Many allegiances change so often and so quickly that their moment of turn carries no dramatic impact. Through much of the first half, the pacing often feels static only to start rushing when anything significant happens. The biggest loss is within the Chicago walls. We’re pledged a reluctant conflict between the divided population but see almost nothing of it. What’s more, the biggest point of investment is ultimately over the fate of the city and its people, but we spend so much of the film away from them that the climactic stakes become difficult to buy into. In short, the entire story is in dire need of some streamlining.

Despite continuing some franchise mistakes, Allegiant does well to remember the improvements that worked in Insurgent. Firstly, the action is good, and somehow only has a single training sequence this time around. Theo James becomes the best contributor. Whether he’s pulling back a punch or a trigger, the results are energetic and at times even thrilling. His mid-flight fight is a particular highlight. This also extends to some cool and innovative tech-based effects. The personal combat drones provide a good twist on standard fire fights (and a few flashbacks to Unreal Tournament’s Shield Gun) without being too overused. Similarly, the surveillance and memory imagining sequences are visually very impressive as the character subject becomes an immersed observer in a new environment. Even if the story is all over the place, there’s no denying that Allegiant looks good from its red planet nuclear wastelands to the glistening buildings of the Pure society. Like Insurgent, this follow-up remembers just how much of a funny guy Miles Teller (Whiplash, Fantastic 4) can be. Once again, his Peter is the best thing in the film. He provides frequent and much needed comic relief purely by being cynical and sarcastic about everything. He isn’t the only male cast member being well utilized either. Ansel Elgort’s (The Fault in Our Stars) brother Caleb felt quite lost among the swelling ranks of Insurgent but here, he gets a decent and rewarding redemption arc. We don’t just see Tris and Caleb hug it out in 30 seconds, rather that Caleb’s actions across the film earn her trust again. Caleb actually becomes the only character in the entire film that has a genuinely meaningful journey across it.

There’s one final point that must be stated in Allegiant’s favor and that is its position within the adapted franchise. Like many before it, the Divergent series has split its last book into 2 films: this being the first and Ascendant following next year. In Twilight, The Hunger Games and even Harry Potter, this equivalent film has produced arguably the worst entry in its series but that isn’t the case here.
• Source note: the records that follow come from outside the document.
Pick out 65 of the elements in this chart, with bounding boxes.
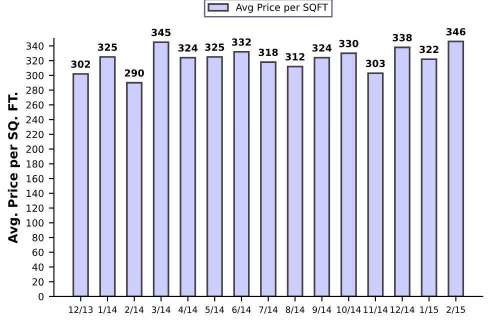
y-tick-label: 40 <box>32 263 44 271</box>
y-tick-label: 140 <box>26 190 44 198</box>
data-label: 324 <box>178 44 198 52</box>
x-tick-label: 2/14 <box>125 306 144 314</box>
data-label: 290 <box>124 69 144 77</box>
x-tick-label: 2/15 <box>446 306 465 314</box>
data-label: 318 <box>258 48 278 56</box>
y-tick-label: 200 <box>26 146 44 153</box>
x-tick-label: 3/14 <box>152 306 170 314</box>
bar <box>260 61 276 296</box>
y-tick-label: 100 <box>26 219 44 227</box>
bar <box>99 56 116 296</box>
x-tick-label: 10/14 <box>337 306 361 314</box>
data-label: 322 <box>420 46 438 54</box>
y-tick-label: 260 <box>26 101 44 109</box>
y-tick-label: 20 <box>32 278 44 286</box>
y-tick-label: 240 <box>26 116 44 124</box>
x-tick-label: 12/13 <box>69 306 93 314</box>
bar <box>152 41 170 296</box>
data-label: 346 <box>446 28 466 36</box>
data-label: 338 <box>392 34 412 42</box>
y-tick-label: 220 <box>26 130 44 138</box>
bar <box>126 82 142 296</box>
y-tick-label: 120 <box>26 204 44 212</box>
bar <box>180 56 196 296</box>
y-tick-label: 340 <box>26 42 44 50</box>
y-tick-label: 80 <box>32 234 44 242</box>
bar <box>286 66 304 296</box>
legend-label: Avg Price per SQFT <box>236 3 328 13</box>
x-tick-label: 7/14 <box>259 306 278 314</box>
data-label: 325 <box>205 44 224 51</box>
x-tick-label: 11/14 <box>364 306 388 314</box>
data-label: 324 <box>312 44 332 52</box>
x-tick-label: 9/14 <box>312 306 332 314</box>
x-tick-label: 12/14 <box>390 306 414 314</box>
y-tick-label: 300 <box>26 72 44 80</box>
x-tick-label: 1/15 <box>420 306 438 314</box>
data-label: 345 <box>152 28 171 36</box>
y-tick-label: 160 <box>26 175 44 182</box>
data-label: 325 <box>98 44 117 51</box>
x-tick-label: 6/14 <box>232 306 251 314</box>
x-tick-label: 4/14 <box>178 306 198 314</box>
bar <box>72 73 89 296</box>
y-tick-label: 320 <box>26 57 44 64</box>
y-tick-label: 280 <box>26 86 44 94</box>
data-label: 312 <box>286 53 304 60</box>
x-tick-label: 8/14 <box>286 306 304 314</box>
data-label: 330 <box>339 40 358 48</box>
x-tick-label: 1/14 <box>98 306 117 314</box>
bar <box>233 50 250 296</box>
data-label: 332 <box>232 38 251 46</box>
x-tick-label: 5/14 <box>206 306 224 314</box>
data-label: 303 <box>366 60 385 68</box>
bar <box>448 40 464 296</box>
y-axis-title: Avg. Price per SQ. FT. <box>8 92 20 244</box>
y-tick-label: 60 <box>32 248 44 256</box>
y-tick-label: 180 <box>26 160 44 168</box>
y-tick-label: 0 <box>38 292 44 300</box>
bar <box>394 46 410 296</box>
bar <box>206 56 223 296</box>
bar <box>314 56 330 296</box>
bar <box>367 72 384 296</box>
bar <box>340 52 357 296</box>
bar <box>420 58 438 296</box>
data-label: 302 <box>71 60 90 68</box>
Okay, maybe the series wasn’t as good to begin with but it doesn’t dip in form, and in some ways, Allegiant is even its best film to date. It actually concludes with some degree of closure rather than the usual (and quite annoying) abrupt “to be continued” ending. While it’s clear there’s more to come, Allegiant itself feels a lot more self-contained than predicatable. If you didn’t know otherwise, you would believe it’s a single book adaptation rather than a half.
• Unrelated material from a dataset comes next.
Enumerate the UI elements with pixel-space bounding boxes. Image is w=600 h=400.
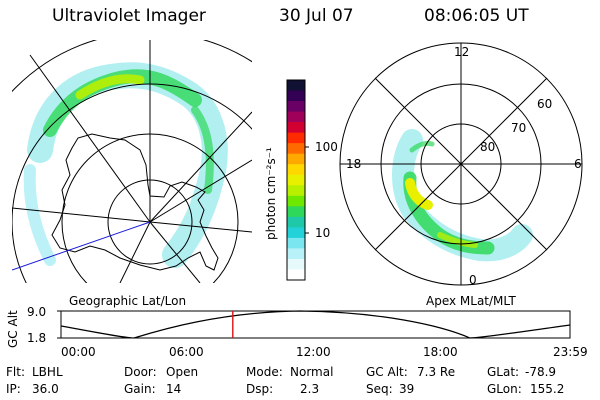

To date, Shailene Woodley has been an excellent lead but this time, she feels far too removed from a lot of the events and more bland than usual for having less emotional material to work with. Theo James by contrast fairs better than his usual walking abs routine and sells the distrust and uncertainty of David’s facility well. Miles Teller is worth the price of admission alone; Ansel Elgort is contributing on the team again while Naomi Watts and Octavia Spencer still feel totally wasted. Jeff Daniels develops into a suitable villain in the end but for most of the film, feels little more than his character in The Martian with any humor removed.... And rejoice! Because Jai Courtney stays dead.
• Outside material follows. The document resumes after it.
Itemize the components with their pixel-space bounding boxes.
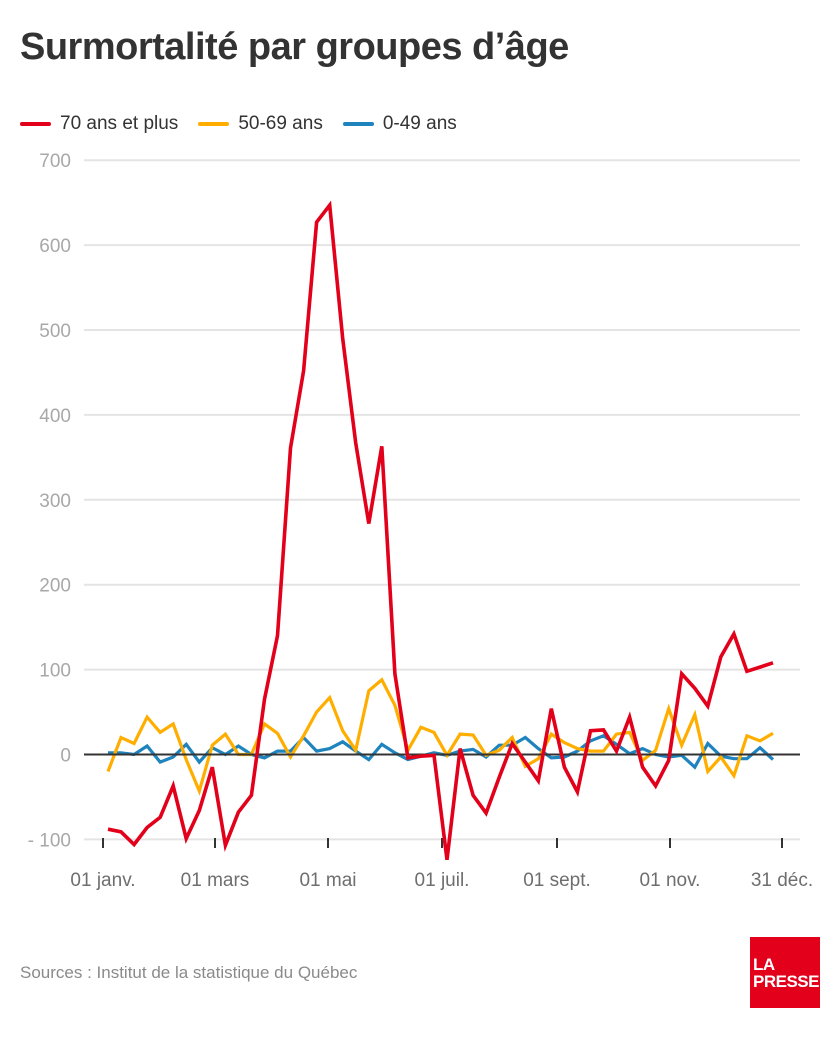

If you’re not a convergent to Divergent already,  this film will not change that despite some good sci-fi action. Its ever dizzying lore makes it highly unapproachable to newbs. Those that enjoyed the prior films, particularly Insurgent, will be happy enough with the results. It’s a film with a lot that should be faulted but overall, it is an improvement on its prior films to extent of still holding some degree of curiosity towards next year’s concluding film.